Perubahan gaya kepemimpinan menjadi kata kunci, sebab setumpuk pekerjaan rumah telah menanti Hebring. Yang paling mendesak adalah soal pemisahan Ciamis Selatan, yang selama ini menjadi “jantung” PAD. Kalau Pangandaran menjadi kabupaten sendiri jelas sumber pendapatan Ciamis akan menyusut tajam. Ini akan berpengaruh terhadap kebijakan publik ke depan. Maka Hebring pada awal pemerintahannya kalau tidak menyiapkan kebijakan baru membangun Ciamis Utara, mungkin saja Ciamis akan menjadi terhapus dari peta. Hebring semestinya paham bahwa munculnya gagasan Ciamis selatan berpisah sejatinya sebuah otokritik dan gugatan kepada H.Engkon Komara agar selatan diperhatikan.

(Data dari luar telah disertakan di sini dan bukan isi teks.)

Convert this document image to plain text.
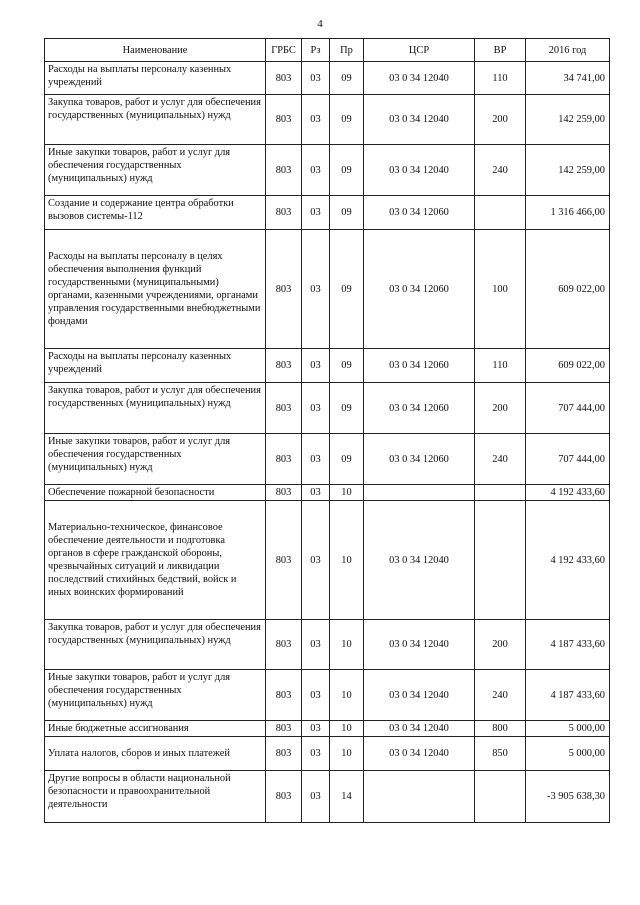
4
Наименование	ГРБС	Рз	Пр	ЦСР	ВР	2016 год
Расходы на выплаты персоналу казенных учреждений	803	03	09	03 0 34 12040	110	34 741,00
Закупка товаров, работ и услуг для обеспечения государственных (муниципальных) нужд	803	03	09	03 0 34 12040	200	142 259,00
Иные закупки товаров, работ и услуг для обеспечения государственных (муниципальных) нужд	803	03	09	03 0 34 12040	240	142 259,00
Создание и содержание центра обработки вызовов системы-112	803	03	09	03 0 34 12060		1 316 466,00
Расходы на выплаты персоналу в целях обеспечения выполнения функций государственными (муниципальными) органами, казенными учреждениями, органами управления государственными внебюджетными фондами	803	03	09	03 0 34 12060	100	609 022,00
Расходы на выплаты персоналу казенных учреждений	803	03	09	03 0 34 12060	110	609 022,00
Закупка товаров, работ и услуг для обеспечения государственных (муниципальных) нужд	803	03	09	03 0 34 12060	200	707 444,00
Иные закупки товаров, работ и услуг для обеспечения государственных (муниципальных) нужд	803	03	09	03 0 34 12060	240	707 444,00
Обеспечение пожарной безопасности	803	03	10			4 192 433,60
Материально-техническое, финансовое обеспечение деятельности и подготовка органов в сфере гражданской обороны, чрезвычайных ситуаций и ликвидации последствий стихийных бедствий, войск и иных воинских формирований	803	03	10	03 0 34 12040		4 192 433,60
Закупка товаров, работ и услуг для обеспечения государственных (муниципальных) нужд	803	03	10	03 0 34 12040	200	4 187 433,60
Иные закупки товаров, работ и услуг для обеспечения государственных (муниципальных) нужд	803	03	10	03 0 34 12040	240	4 187 433,60
Иные бюджетные ассигнования	803	03	10	03 0 34 12040	800	5 000,00
Уплата налогов, сборов и иных платежей	803	03	10	03 0 34 12040	850	5 000,00
Другие вопросы в области национальной безопасности и правоохранительной деятельности	803	03	14			-3 905 638,30
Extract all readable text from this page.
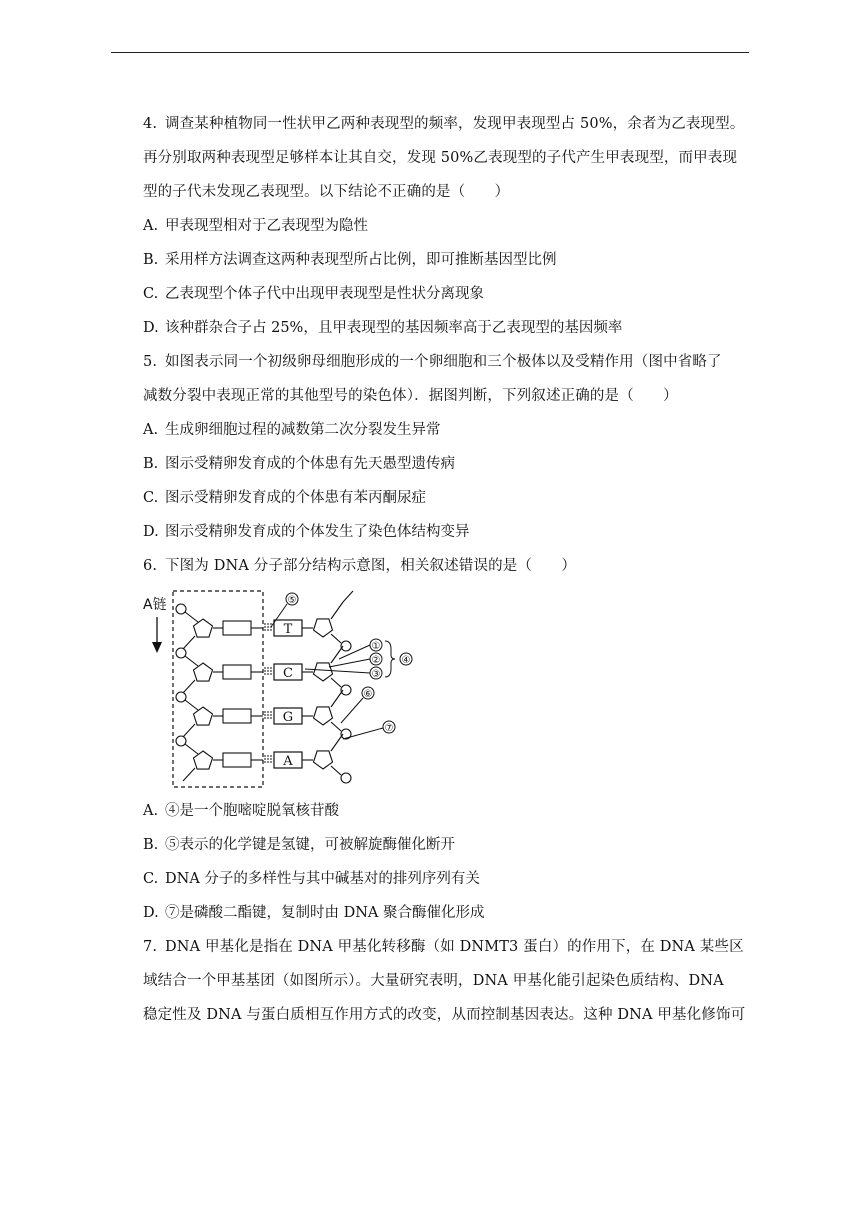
4. 调查某种植物同一性状甲乙两种表现型的频率，发现甲表现型占 50%，余者为乙表现型。
再分别取两种表现型足够样本让其自交，发现 50%乙表现型的子代产生甲表现型，而甲表现
型的子代未发现乙表现型。以下结论不正确的是（　　）
A. 甲表现型相对于乙表现型为隐性
B. 采用样方法调查这两种表现型所占比例，即可推断基因型比例
C. 乙表现型个体子代中出现甲表现型是性状分离现象
D. 该种群杂合子占 25%，且甲表现型的基因频率高于乙表现型的基因频率
5. 如图表示同一个初级卵母细胞形成的一个卵细胞和三个极体以及受精作用（图中省略了
减数分裂中表现正常的其他型号的染色体）．据图判断，下列叙述正确的是（　　）
A. 生成卵细胞过程的减数第二次分裂发生异常
B. 图示受精卵发育成的个体患有先天愚型遗传病
C. 图示受精卵发育成的个体患有苯丙酮尿症
D. 图示受精卵发育成的个体发生了染色体结构变异
6. 下图为 DNA 分子部分结构示意图，相关叙述错误的是（　　）
A链
T
C
G
A
⑤
①
②
③
④
⑥
⑦
A. ④是一个胞嘧啶脱氧核苷酸
B. ⑤表示的化学键是氢键，可被解旋酶催化断开
C. DNA 分子的多样性与其中碱基对的排列序列有关
D. ⑦是磷酸二酯键，复制时由 DNA 聚合酶催化形成
7. DNA 甲基化是指在 DNA 甲基化转移酶（如 DNMT3 蛋白）的作用下，在 DNA 某些区
域结合一个甲基基团（如图所示）。大量研究表明，DNA 甲基化能引起染色质结构、DNA
稳定性及 DNA 与蛋白质相互作用方式的改变，从而控制基因表达。这种 DNA 甲基化修饰可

Namun nasi sudah menjadi bubur. Isu Ciamis Selatan telah menggelinding ke senayan. Sementara Ciamis sebagai kabupaten induk belum menyiapkan sejumlah antisipasi. Semua hanya diam dan tak peduli padahal bagi penulis yang warga biasa, pemisahan selatan akan membawa dampak yang dramatis bagi warga Ciamis lainnya. Tapi melihat respon pemerintahan yang sedingin salju, ini tentu saja mencemaskan apalagi semua kajian kelayakan Ciamis Selatan hanya menguntungkan orang selatan. Kenapa kita tidak berpikir yang integral dan komprehensif? Tapi biarlah semua sudah terjadi kini tinggal bagaimana masyarakat Ciamis terus mengawal dan mengkritisi kebijakan Hebring. Jangan biarkan Hebring dipandu suara-suara anti perubahan dari orang-orang yang hanya jadi benalu dan serangga pembangunan.Sudah lelah mendengarkan cerita Ciamis dijadikan bulan-bulanan kasus korupsi dan penyimpangan.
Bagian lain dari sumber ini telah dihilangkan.